Comme un écho errant, de Jean Meckert
Le 11/11/2012 à 14:00 par Clément Solym
Publié le :
11/11/2012 à 14:00
Comme chaque semaine, les univers du livre croisent le monde du noir, du polar et du policier : k-libre et ActuaLitté font feu de tout bois dans une minutieuse collaboration : la revue de presse croisée, qui filtre l'actualité des littératures policières et du monde qui les entoure. Vous aurez d'un côté des chroniques littéraires d'ouvrages très récents, et de l'autre des informations concernant cet étrange monde. Comment il vit, de quoi il est fait, et comment parfois il meurt. Le tout formant une ActuaLitté policière bien k-librée !
Les amateurs des polars de Jean Amila s'installeront sans se faire prier dans la traction des années 1920 que l'amnésique aura fait de son enfance intacte, sans avenir ni nostalgie. Mais le roman noir restera sur cales, dans le hangar désert de son existence solitaire, car pour que la mayonnaise romanesque attendue prenne, il faudrait que la mémoire revienne et elle ne reviendra pas. Ce livre est celui d'un réfractaire. Un livre lui-même à contre-courant des propres créations de Meckert-Amila.
L'Employé, de Guillermo Saccomanno
La ville du futur tel que la conçoit Guillermo Saccomanno n'a rien de particulièrement attirant. Elle est grise, inondée de pluies acides, envahie par des chiens errants clonés, son ciel est obscurci par des hélicoptères et des chauves-souris, ses rues sont à l'agonie avec des junkies qui rançonnent les passants. C'est dans cet univers totalitaire et glauque que, pendant près de 170 pages, Guillermo Saccomanno nous convie à suivre le quotidien de l'Employé. L'univers est noir à souhait pour décrire une société minée par l'entreprise dans un but délibéré d'asservissement. L'écriture est simple avec cette force des idées qu'elle véhicule.
Ces dames du palais Rizzi, de San-Antonio
Pour qui ne voudrait lire qu'un seul roman de Frédéric Dard (car en dépit de la signature San-Antonio, il s'agit bien d'un roman de Frédéric Dard) pour se faire une idée de l'œuvre de cet écrivain polymorphe, c'est assurément Ces dames du palais Rizzi qu'il faut ouvrir, chef-d'œuvre dardien par excellence. Et vite. Toutes les obsessions de l'écrivain, tout son savoir-faire et sa technique se retrouvent dans ce titre. La construction, tout d'abord. Cette mécanique implacable, véritable tragédie antique moderne. Cette issue inéluctable oppressante, étouffante. Le péché originel, révélé dans un twist magistral, qui condamne le personnage avant même que l'histoire n'ait commencé. Sa lutte vouée à l'échec, ses soubresauts pathétiques contre un fatum sans pitié.

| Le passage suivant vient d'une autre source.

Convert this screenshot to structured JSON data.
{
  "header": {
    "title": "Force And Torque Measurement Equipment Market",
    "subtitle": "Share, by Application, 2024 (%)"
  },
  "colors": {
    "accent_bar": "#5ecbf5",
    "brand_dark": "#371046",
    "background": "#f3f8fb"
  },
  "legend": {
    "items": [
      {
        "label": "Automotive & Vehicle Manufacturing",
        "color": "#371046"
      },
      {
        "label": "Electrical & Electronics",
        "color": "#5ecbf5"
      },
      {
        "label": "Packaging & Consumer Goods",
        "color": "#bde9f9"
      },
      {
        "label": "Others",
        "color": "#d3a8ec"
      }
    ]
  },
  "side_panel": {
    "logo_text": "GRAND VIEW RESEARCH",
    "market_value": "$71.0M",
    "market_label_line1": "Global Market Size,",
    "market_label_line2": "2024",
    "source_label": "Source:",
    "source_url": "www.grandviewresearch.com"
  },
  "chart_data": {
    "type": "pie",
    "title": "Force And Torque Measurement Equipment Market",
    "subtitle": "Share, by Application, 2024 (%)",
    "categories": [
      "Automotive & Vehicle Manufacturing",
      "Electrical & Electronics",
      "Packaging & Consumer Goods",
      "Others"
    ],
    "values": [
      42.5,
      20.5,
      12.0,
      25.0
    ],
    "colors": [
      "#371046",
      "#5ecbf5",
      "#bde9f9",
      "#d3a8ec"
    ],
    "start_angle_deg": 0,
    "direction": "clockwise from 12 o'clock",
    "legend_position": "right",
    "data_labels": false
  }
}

Le Souilleur de femmes d'Oxford, de Gary Dexter
Sur ce roman, deux ombres tutélaires planent : les sexologues et Conan Doyle. L'auteur révèle qu'il considère les premiers sexologues comme des héros pour leur détermination à cerner le comportement sexuel sans le juger. Il évoque les figures de Karl Heinrich Ulrichs, Magnus Hirschfeld, Iwan Bloch ou Albert Moll, leur "excentricité" à explorer, pour le bien de l'humanité, une voie à l'époque négligée, voire méprisée. Pour l'animation de son couple d'enquêteurs, il s'inspire très largement de Conan Doyle. La forme narrative, les méthodes d'approche et d'investigation sont similaires. Mais, Gary Dexter introduit nombre de touches d'humour tant dans les situations que dans les dialogues, qui en font un roman très intéressant.
Le Baiser du banni, de Cristina Rodríguez
Un point de départ où l'on sent nettement l'influence du manga, riche en personnages au sexe fluctuant, mais qui apporte un peu de sang neuf au milieu des thrillers ésotériques de supermarché où des professeurs supermen dénouent des énigmes immémoriales comme on fait les mots croisés du Parisien. À partir de là, l'ensemble fonce, fonce, de poursuites en coups de main et en révélations plutôt bien senties sans qu'on perde de vue un seul instant les enjeux jusqu'au final hollywoodien à grand spectacle — et l'ouverture sur une inévitable suite —, non sans égratigner au passage les Tables de la loi religieuses.